VEF – Full Sail

Here’s another class I’ve been looking forward to! Visual Effects was an interesting class, certainly a tough one… A little far stretched for the rubric. However…

My only concern for the class was that I was relying heavily on google, rather than the notes I took, and there wasn’t an assigned book… If I can recall, there was one book (which I obtained outside of school) was a great reference, but some issue with the author and the school deemed it unusable for the curriculum. Bummer too, this book saved my tail in a lot of ways for this class.

Our first assignment was to create a waterfall effect using particles. Now, not knowing too much but the basics about vfx, I thought the particles would be a stupid idea… However, if you think of dynamic effects as real life effects, using particles to create water isn’t that far off. Regardless, according to the rubric, I had 4 hours to do an fx sheet and scale pre pro, 4 hours for video pre pro, 4 hours for motion test, and 4 hours to finalize, comp, and fix motion. This would be great time, if we fully knew what we were doing. We knew where things where, but not how to get a good effect for the assignment. I would’ve loved to see how our instructor would have done the assignment. After all, in a 4 hour lecture I’d rather learn how to do the assignment, and learn how each field works on my own time (they have free tutorials online and Gnomon tutorials for that) Needless to say, the end result wasn’t exactly above par, but I still got a good grade, and I’m confident I can make this so much better.

Second Practicum was a fire effect, with Maya Fluids. This was fairly simple, compositing-wise and match-moving.

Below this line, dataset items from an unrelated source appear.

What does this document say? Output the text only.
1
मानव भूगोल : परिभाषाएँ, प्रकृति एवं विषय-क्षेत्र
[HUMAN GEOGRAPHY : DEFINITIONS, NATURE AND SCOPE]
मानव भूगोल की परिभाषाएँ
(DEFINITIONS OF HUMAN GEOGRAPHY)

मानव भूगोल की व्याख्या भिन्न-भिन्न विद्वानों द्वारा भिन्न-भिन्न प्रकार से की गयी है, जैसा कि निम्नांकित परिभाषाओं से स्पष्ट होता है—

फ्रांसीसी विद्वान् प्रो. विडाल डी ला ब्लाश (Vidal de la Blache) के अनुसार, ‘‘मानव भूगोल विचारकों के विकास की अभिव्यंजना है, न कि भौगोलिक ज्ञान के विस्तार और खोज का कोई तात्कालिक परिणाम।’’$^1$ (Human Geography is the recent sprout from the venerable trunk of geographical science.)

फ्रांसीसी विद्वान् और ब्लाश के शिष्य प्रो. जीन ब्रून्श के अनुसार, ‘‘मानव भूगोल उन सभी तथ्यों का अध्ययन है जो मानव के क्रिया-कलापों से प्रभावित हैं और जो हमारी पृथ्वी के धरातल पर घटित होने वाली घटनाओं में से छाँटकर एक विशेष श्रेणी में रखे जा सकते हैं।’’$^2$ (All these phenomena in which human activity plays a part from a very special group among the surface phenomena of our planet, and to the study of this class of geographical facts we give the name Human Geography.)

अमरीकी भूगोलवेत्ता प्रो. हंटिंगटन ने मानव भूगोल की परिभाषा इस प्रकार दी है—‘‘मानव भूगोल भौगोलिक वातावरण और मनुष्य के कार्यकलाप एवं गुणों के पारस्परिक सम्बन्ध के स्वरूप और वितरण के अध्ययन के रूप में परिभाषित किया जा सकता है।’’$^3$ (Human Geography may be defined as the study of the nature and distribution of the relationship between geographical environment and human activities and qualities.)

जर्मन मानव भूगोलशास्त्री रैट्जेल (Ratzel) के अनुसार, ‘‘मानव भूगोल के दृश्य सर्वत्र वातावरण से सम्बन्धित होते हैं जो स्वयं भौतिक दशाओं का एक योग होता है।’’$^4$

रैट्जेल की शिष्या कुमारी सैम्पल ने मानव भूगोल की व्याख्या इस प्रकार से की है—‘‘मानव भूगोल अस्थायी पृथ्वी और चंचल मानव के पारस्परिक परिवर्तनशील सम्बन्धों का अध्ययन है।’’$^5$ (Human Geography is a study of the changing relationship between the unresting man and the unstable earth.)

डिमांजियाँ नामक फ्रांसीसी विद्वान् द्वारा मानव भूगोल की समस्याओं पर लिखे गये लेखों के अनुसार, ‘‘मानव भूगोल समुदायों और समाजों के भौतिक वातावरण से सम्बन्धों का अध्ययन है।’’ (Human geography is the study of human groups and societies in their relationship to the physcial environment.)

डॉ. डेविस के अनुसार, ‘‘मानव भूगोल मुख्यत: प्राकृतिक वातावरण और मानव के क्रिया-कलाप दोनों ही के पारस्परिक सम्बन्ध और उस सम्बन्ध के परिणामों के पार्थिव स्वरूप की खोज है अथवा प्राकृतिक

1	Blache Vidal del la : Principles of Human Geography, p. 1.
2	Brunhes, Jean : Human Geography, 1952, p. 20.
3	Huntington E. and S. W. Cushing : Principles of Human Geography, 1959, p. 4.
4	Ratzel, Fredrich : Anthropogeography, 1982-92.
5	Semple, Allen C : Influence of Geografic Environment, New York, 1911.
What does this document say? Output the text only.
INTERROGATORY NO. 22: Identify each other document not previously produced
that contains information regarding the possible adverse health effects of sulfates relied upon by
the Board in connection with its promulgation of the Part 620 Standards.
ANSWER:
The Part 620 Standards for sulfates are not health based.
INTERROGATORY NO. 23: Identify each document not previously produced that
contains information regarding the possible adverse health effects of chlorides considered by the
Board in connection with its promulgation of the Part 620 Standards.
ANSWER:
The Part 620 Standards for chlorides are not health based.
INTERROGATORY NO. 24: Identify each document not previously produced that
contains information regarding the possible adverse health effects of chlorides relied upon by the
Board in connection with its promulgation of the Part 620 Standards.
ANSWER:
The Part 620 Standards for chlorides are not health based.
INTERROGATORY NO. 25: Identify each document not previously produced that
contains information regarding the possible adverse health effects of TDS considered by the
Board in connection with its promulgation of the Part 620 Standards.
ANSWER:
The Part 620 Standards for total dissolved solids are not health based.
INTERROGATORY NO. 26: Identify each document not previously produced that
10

Third Practicum was to create a slow-motion water drop stylized with deep blue water and red refraction, however we still hit a rut when our instructor showed us everything under the sun but how to do the project to yield good results.

The fourth and final Practicum was a group project. Utilizing rigid bodies, we had to create a boulder hitting a building wall and breaking pillars. I was granted as being the art director, compositor, and first dynamic coordinator. I was in control of Pillar 1, so I was the first to handle the file. Once I got my sequence handled, all of 20 minutes, not too shabby, I took a test render out and brought the file into Nuke. There I used the new RotoPaint tool and painted out the large cracks in each pillar so it appeared as one pillar, rather than a bunch of shards. My teammates achieved the final result of the destruction, then I rendered out the main pass, shadow pass, and Vector pass, for motion blur. I hooked it all together, keyed visibility for the RotoPaint areas, add some particle effects, and finalized. The end result I was quite satisfied, where a few areas I’d like to touch up on are a few speed issues, and the way the particles where emitted. But all in all, my team held together and did exceptionally well.